The film has multiple screenings starting Jan. 25 at the famous Utah film festival.
Written and directed by Danny Perez, the film stars Natasha Lyonne, an Emmy-nominated actress, best known for her work in the "American Pie" series as well as the Netflix series "Orange is the New Black."
It also stars Chloë Sevigny, who received an Academy Award and Golden Globe nominations for the film "Boys Don't Cry," and won a Golden Globe for the HBO series "Big Love."
As if those two names weren’t enough, Canadian Meg Tilly, who won a Golden Globe Award and received an Academy Award nomination in 1986 for her work in "Agnes of God," also stars. Tilly also stars in films like "The Big Chill" and "Valmont," and is most recently known for her work in the television series "Bomb Girls."
Filming took place at iconic places such as Northern Breweries and the old Mine Mill Hall. Most of the movie, though, took place at the Northern Ontario Film Studios (at the site of the old Barrydowne Arena) to allow for a controlled environment.
The film was produced by Hideaway Pictures and Traverse Media.
Sudburian David Anselmo, who owns Hideaway Pictures and is the CEO of Northern Ontario Film Studios, is attending Sundance for the first time.
“We are very proud to be headed to Sundance this year with 'Antibirth' in the highly sought after Midnight Madness screening,” he said, in an email to NorthernLife.ca.
“From my understanding, we are just one of two Canadian feature films at Sundance this year.
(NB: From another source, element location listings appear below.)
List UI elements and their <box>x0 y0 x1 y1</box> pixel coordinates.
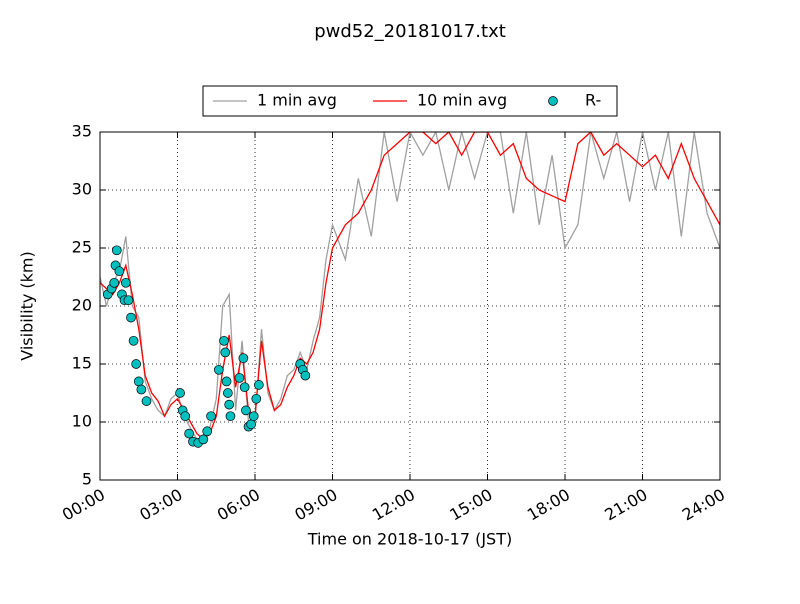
y-tick-label: 35 <box>72 122 92 141</box>
rain-marker <box>180 411 191 422</box>
rain-marker <box>234 373 245 383</box>
rain-marker <box>111 245 122 256</box>
rain-marker <box>198 434 209 445</box>
y-tick-label: 15 <box>72 354 92 373</box>
rain-marker <box>141 396 152 406</box>
rain-marker <box>126 312 136 323</box>
rain-marker <box>239 382 250 393</box>
legend-marker <box>548 96 558 106</box>
rain-marker <box>220 347 231 358</box>
rain-marker <box>123 295 134 306</box>
rain-marker <box>223 388 233 398</box>
series-line <box>100 132 720 441</box>
plot-area <box>100 132 720 448</box>
legend-box <box>202 85 618 117</box>
y-tick-label: 10 <box>72 412 92 431</box>
y-tick-label: 25 <box>72 238 92 257</box>
rain-marker <box>238 353 249 364</box>
rain-marker <box>225 411 236 422</box>
rain-marker <box>254 380 264 390</box>
rain-marker <box>241 405 251 416</box>
series-line <box>100 132 720 443</box>
rain-marker <box>219 335 229 346</box>
chart-title: pwd52_20181017.txt <box>314 21 506 42</box>
rain-marker <box>133 376 144 387</box>
y-axis-label: Visibility (km) <box>18 251 37 360</box>
rain-marker <box>213 364 224 375</box>
legend-label: 10 min avg <box>417 91 507 110</box>
rain-marker <box>246 419 256 430</box>
rain-marker <box>206 411 216 422</box>
y-tick-label: 5 <box>82 470 92 489</box>
legend-label: 1 min avg <box>257 91 337 110</box>
legend-label: R- <box>585 91 601 110</box>
rain-marker <box>248 411 259 422</box>
rain-marker <box>221 376 232 387</box>
rain-marker <box>224 399 235 410</box>
rain-marker <box>202 426 213 437</box>
rain-marker <box>120 277 131 288</box>
rain-marker <box>131 359 142 369</box>
rain-marker <box>251 393 262 404</box>
y-tick-label: 20 <box>72 296 92 315</box>
rain-marker <box>114 266 125 277</box>
y-tick-label: 30 <box>72 180 92 199</box>
rain-marker <box>175 388 185 398</box>
rain-marker <box>184 428 194 439</box>
legend: 1 min avg 10 min avg R- <box>202 85 618 117</box>
rain-marker <box>136 384 147 395</box>
rain-marker <box>300 370 311 381</box>
x-axis-label: Time on 2018-10-17 (JST) <box>307 530 512 549</box>
plot-frame <box>99 131 721 481</box>
rain-marker <box>128 335 139 346</box>
rain-marker <box>109 277 120 288</box>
“When we were filming the movie, we knew we had something special. We had a great team all around on this one, and our director had a very unique creative vision. It was tough at times to execute the vision, but our entire team pulled it off.”
Anselmo said another Northern Ontario film — "The Grandfather Drum," shot in Thunder Bay — is also being screened at Sundance.
“When only 70 films are accepted from around 7,000 submissions, it is very gratifying not only to see my film there, but two films from the North,” he said.
“We are seeing a lot of films coming out of Northern Ontario these days that are getting internationally recognized. I'm proud to contribute to our growing reputation of making quality films in Northern Ontario.”
The plot of "Antibirth" is as strange as the title. From the description: In a desolate community full of drug-addled Marines and rumors of kidnapping, a wild-eyed stoner named Lou wakes up after a wild night of partying with symptoms of a strange illness and recurring visions as she struggles to get a grip on reality while stories of conspiracy spread.